28, the Senior Center will celebrate four decades of serving seniors from Alder
Creek to Government Camp at its current location, 65000 E. Hwy. 26 in Welches.
The celebration will take place from 1-3 p.m.
Ella Vogel, the center’s director, noted that all their
efforts are supported by volunteers.
“They’ve been the backbone of this organization from the beginning,”
The group first formed in November 1976, devised by Reva Cox
as the Hoodland Senior Citizens, and held the first potluck luncheon at the
Lions Club on Feb. 8, 1977. 32 people came to the first meeting, followed by 52
at the second, with potluck luncheons becoming a monthly event.

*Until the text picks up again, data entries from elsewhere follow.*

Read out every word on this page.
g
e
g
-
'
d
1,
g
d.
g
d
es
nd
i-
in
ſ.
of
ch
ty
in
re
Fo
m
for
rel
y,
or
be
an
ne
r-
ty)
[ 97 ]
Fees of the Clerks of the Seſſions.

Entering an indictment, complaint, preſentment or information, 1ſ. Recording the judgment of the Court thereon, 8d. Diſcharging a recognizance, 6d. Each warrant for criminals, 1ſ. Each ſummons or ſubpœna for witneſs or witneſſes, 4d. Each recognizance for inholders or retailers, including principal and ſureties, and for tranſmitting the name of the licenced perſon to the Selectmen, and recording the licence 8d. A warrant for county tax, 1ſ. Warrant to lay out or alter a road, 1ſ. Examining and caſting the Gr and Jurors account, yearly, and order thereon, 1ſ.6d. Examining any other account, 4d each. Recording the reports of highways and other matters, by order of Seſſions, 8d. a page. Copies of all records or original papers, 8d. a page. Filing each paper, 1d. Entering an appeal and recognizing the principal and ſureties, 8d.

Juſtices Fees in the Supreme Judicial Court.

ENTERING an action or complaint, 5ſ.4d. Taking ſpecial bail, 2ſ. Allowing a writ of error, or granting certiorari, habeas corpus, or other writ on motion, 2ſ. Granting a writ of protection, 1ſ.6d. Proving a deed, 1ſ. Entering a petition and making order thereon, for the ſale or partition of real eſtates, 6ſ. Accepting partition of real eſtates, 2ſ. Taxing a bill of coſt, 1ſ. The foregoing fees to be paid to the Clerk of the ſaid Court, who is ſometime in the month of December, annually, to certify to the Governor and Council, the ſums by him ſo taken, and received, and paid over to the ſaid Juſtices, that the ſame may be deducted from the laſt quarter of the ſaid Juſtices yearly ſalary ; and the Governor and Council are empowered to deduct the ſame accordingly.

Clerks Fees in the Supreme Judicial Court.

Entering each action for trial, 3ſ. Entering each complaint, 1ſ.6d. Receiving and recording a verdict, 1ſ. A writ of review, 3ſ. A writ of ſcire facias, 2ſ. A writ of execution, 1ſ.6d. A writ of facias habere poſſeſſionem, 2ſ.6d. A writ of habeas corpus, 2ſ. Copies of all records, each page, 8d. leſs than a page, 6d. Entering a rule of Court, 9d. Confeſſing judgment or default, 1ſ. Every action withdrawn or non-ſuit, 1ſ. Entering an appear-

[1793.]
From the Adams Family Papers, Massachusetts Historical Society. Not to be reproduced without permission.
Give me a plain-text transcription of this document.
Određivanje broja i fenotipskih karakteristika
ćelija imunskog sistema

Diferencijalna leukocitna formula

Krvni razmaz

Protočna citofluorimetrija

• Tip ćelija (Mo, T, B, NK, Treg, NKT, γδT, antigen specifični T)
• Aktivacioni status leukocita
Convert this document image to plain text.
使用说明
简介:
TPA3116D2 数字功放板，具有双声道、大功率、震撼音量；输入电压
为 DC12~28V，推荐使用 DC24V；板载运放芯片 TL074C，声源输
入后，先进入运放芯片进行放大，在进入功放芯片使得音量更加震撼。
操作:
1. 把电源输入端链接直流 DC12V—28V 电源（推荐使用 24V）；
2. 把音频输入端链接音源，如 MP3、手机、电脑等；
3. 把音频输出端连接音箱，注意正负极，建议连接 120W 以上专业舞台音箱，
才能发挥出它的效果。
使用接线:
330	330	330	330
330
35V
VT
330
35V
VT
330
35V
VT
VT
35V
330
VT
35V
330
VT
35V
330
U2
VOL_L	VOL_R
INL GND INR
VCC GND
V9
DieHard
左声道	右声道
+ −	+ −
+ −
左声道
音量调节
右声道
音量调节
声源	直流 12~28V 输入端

“That’s what I found amazing, it was established by potluck
luncheons and just volunteers,” said Vogel, who has been combing through the
organization’s history in the recent months.
The center runs a variety of programs, including classes on
topics such as knitting and better bone health, offers trips to a wide range of
activities including Spirit Mountain Casino, OMSI and restaurants, counsels
seniors on Medicare and also operates the local Meals On Wheels program. Vogel,
one of two part-time employees, notes that the organization operates solely on
donations and stressed the importance of the volunteers, including the Meals On
Wheels drivers (Bob Boertien, Julie Bailey, Mary Imel McIntosh, Connie Mahlum,
Judy Simon, Susan Stindt and Barbara Vangelder), who delivered 2,785 meals, and
bus drivers (Doug Burk, Bob Fletcher, Ed Grenfell, David Marshall and Mark
Smith), who drove 4,571 miles and 1,401 one-way trips during the 2016-17 fiscal
Vogel hopes to make a list of volunteers throughout the
years and also create a “wall of memories,” featuring photos of them.
“There's nothing more than I‘d like to show them how much we
appreciate them,” Vogel said.
Vogel noted that one recent addition to the center has made
a difference – a shed that stores medical equipment, including wheelchairs and
walkers. Wheelchairs are offered at $1 a day (no charge for walkers), giving
seniors on the mountain an affordable option that is nearby.
And as for future programs, Vogel hopes to potentially add a
farmer’s market in the center’s parking lot sometime.